To: trebb
Nothing escapes is actually a very good approximation. The phenomenon that you refer to is Hawking radiation and it’s extremely weak. Essentially general relativity says nothing escapes, but when you factor quantum mechanics in that’s no longer strictly true. QM says that in high energy environments a particle-antiparticle pair can form. Just by chance, occasionally they will form with one on each side of the black hole event horizon, allowing one to escape. It’s very rare and quite weak, so nothing escapes is still a pretty good approximation
71 posted on
01/03/2021 10:26:19 AM PST by
stremba
To: stremba
Nothing escapes is actually a very good approximation. The phenomenon that you refer to is Hawking radiation and it’s extremely weak. Essentially general relativity says nothing escapes, but when you factor quantum mechanics in that’s no longer strictly true. QM says that in high energy environments a particle-antiparticle pair can form. Just by chance, occasionally they will form with one on each side of the black hole event horizon, allowing one to escape.

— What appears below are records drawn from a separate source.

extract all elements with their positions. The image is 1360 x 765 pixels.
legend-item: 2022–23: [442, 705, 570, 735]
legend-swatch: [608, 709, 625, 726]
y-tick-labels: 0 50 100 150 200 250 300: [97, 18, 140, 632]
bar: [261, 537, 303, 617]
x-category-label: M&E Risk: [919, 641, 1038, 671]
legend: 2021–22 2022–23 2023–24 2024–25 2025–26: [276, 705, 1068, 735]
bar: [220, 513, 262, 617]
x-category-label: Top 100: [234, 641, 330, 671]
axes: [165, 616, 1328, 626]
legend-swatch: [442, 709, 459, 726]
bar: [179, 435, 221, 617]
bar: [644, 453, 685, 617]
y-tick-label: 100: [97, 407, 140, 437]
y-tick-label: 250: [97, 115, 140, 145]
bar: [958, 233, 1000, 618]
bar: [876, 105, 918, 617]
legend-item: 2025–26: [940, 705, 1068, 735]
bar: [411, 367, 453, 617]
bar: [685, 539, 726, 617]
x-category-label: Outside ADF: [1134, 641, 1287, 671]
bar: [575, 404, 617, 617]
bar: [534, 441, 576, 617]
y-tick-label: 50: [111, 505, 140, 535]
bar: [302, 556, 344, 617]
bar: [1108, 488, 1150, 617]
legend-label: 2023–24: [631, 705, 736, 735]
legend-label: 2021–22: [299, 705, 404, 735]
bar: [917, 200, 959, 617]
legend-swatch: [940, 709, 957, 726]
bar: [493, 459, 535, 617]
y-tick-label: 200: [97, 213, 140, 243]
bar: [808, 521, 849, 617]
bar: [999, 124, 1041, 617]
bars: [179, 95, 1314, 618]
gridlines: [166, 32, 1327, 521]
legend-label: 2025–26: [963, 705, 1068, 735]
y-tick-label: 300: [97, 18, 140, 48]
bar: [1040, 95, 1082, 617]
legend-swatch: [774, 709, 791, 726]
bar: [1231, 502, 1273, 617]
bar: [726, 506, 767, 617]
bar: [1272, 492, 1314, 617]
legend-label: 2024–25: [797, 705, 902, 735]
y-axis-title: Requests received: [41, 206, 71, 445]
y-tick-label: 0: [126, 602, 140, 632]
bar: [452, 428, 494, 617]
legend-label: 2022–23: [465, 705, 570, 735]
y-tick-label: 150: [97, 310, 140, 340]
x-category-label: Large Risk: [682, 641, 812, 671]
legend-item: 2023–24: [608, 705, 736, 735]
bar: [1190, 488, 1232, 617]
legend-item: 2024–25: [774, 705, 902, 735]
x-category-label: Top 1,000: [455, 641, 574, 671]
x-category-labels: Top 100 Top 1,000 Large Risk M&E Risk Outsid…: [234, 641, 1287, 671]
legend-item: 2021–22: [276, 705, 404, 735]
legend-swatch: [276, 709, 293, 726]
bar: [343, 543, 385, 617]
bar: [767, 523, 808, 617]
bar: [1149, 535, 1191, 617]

It’s very rare and quite weak, so nothing escapes is still a pretty good approximationBut eventually, all black holes will wink out.
Quadrillions or quintillions of years will pass, but they, too, will disappear.
75 posted on
01/03/2021 10:40:04 AM PST by
Lazamataz
(America is a carcass, to be plundered.)
To: stremba
Thank you - that actually clarified it in my mind.
79 posted on
01/04/2021 4:08:01 AM PST by
trebb
(Fight like your life and future depends on it - because they do.)